Oncor's mistake could cost Texans $93 million.
The company wants residential customers to foot the bill for smart digital meters that will be cycled out of use and that aren't up to state regulations. Nearly 900,000 smart meters were bought before the state issued operating standards -- and officials said they are not in compliance.
A court ruling this week said the meters were bought prematurely and customers shouldn't cover the entire cost. Oncor thinks their customers should pay for the meters since the equipment was designed to help reduce utility costs for consumers.
All of the smart meters are currently in use and will be replaced with new meters that are in compliance if the cost of those meters can be recovered, said Catharine Cuellar, Oncor spokesperson. Cuellar added that the first-generation smart meters will then be reallocated and used for other projects, such as city street lights, where meters do not require the same customer functionality.

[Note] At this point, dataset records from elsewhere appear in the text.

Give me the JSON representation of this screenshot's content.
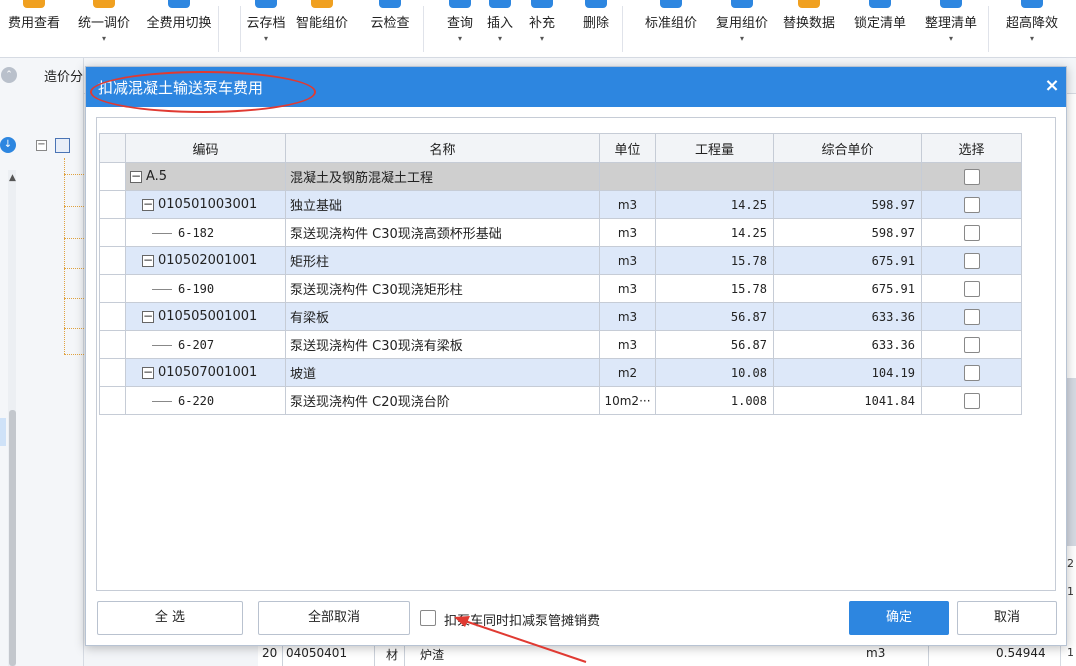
{
  "toolbar": {
    "items": [
      {
        "label": "费用查看",
        "arrow": "",
        "color": "#f0a020"
      },
      {
        "label": "统一调价",
        "arrow": "▾",
        "color": "#f0a020"
      },
      {
        "label": "全费用切换",
        "arrow": "",
        "color": "#2d86e0"
      },
      {
        "label": "云存档",
        "arrow": "▾",
        "color": "#2d86e0"
      },
      {
        "label": "智能组价",
        "arrow": "",
        "color": "#f0a020"
      },
      {
        "label": "云检查",
        "arrow": "",
        "color": "#2d86e0"
      },
      {
        "label": "查询",
        "arrow": "▾",
        "color": "#2d86e0"
      },
      {
        "label": "插入",
        "arrow": "▾",
        "color": "#2d86e0"
      },
      {
        "label": "补充",
        "arrow": "▾",
        "color": "#2d86e0"
      },
      {
        "label": "删除",
        "arrow": "",
        "color": "#2d86e0"
      },
      {
        "label": "标准组价",
        "arrow": "",
        "color": "#2d86e0"
      },
      {
        "label": "复用组价",
        "arrow": "▾",
        "color": "#2d86e0"
      },
      {
        "label": "替换数据",
        "arrow": "",
        "color": "#f0a020"
      },
      {
        "label": "锁定清单",
        "arrow": "",
        "color": "#2d86e0"
      },
      {
        "label": "整理清单",
        "arrow": "▾",
        "color": "#2d86e0"
      },
      {
        "label": "超高降效",
        "arrow": "▾",
        "color": "#2d86e0"
      }
    ]
  },
  "background": {
    "tab_label": "造价分",
    "right_numbers": [
      "2",
      "1",
      "1"
    ],
    "bottom_row": {
      "index": "20",
      "code": "04050401",
      "type": "材",
      "name": "炉渣",
      "unit": "m3",
      "value": "0.54944"
    }
  },
  "dialog": {
    "title": "扣减混凝土输送泵车费用",
    "close_glyph": "×",
    "columns": [
      "编码",
      "名称",
      "单位",
      "工程量",
      "综合单价",
      "选择"
    ],
    "rows": [
      {
        "level": 0,
        "code": "A.5",
        "name": "混凝土及钢筋混凝土工程",
        "unit": "",
        "qty": "",
        "price": "",
        "checked": false
      },
      {
        "level": 1,
        "code": "010501003001",
        "name": "独立基础",
        "unit": "m3",
        "qty": "14.25",
        "price": "598.97",
        "checked": false
      },
      {
        "level": 2,
        "code": "6-182",
        "name": "泵送现浇构件  C30现浇高颈杯形基础",
        "unit": "m3",
        "qty": "14.25",
        "price": "598.97",
        "checked": false
      },
      {
        "level": 1,
        "code": "010502001001",
        "name": "矩形柱",
        "unit": "m3",
        "qty": "15.78",
        "price": "675.91",
        "checked": false
      },
      {
        "level": 2,
        "code": "6-190",
        "name": "泵送现浇构件  C30现浇矩形柱",
        "unit": "m3",
        "qty": "15.78",
        "price": "675.91",
        "checked": false
      },
      {
        "level": 1,
        "code": "010505001001",
        "name": "有梁板",
        "unit": "m3",
        "qty": "56.87",
        "price": "633.36",
        "checked": false
      },
      {
        "level": 2,
        "code": "6-207",
        "name": "泵送现浇构件  C30现浇有梁板",
        "unit": "m3",
        "qty": "56.87",
        "price": "633.36",
        "checked": false
      },
      {
        "level": 1,
        "code": "010507001001",
        "name": "坡道",
        "unit": "m2",
        "qty": "10.08",
        "price": "104.19",
        "checked": false
      },
      {
        "level": 2,
        "code": "6-220",
        "name": "泵送现浇构件  C20现浇台阶",
        "unit": "10m2···",
        "qty": "1.008",
        "price": "1041.84",
        "checked": false
      }
    ],
    "buttons": {
      "select_all": "全 选",
      "deselect_all": "全部取消",
      "confirm": "确定",
      "cancel": "取消"
    },
    "option": {
      "label": "扣泵车同时扣减泵管摊销费",
      "checked": false
    }
  },
  "colors": {
    "accent": "#2d86e0",
    "annotation": "#e03a32",
    "parent_row": "#dde8f9",
    "group_row": "#cfcfcf"
  }
}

Cueller added that the original meters were bought at the request of the state and that in order to fund the second-generation meters, the company needs to recover the cost of the first-generation meters as well. If that cost cannot be recovered, Cueller said the original first-generation smart meters will continue to be used by customers at their residences.
Oncor has packaged the cost of the meters with a rate hike that is currently before the Public Utility Commission. The PUC is expected to have a final decision on who pays what later this year.
Earlier this year, Oncor began charging customers $2.21 per month for meters that meet state requirements -- regardless of whether or not they have received a new meter.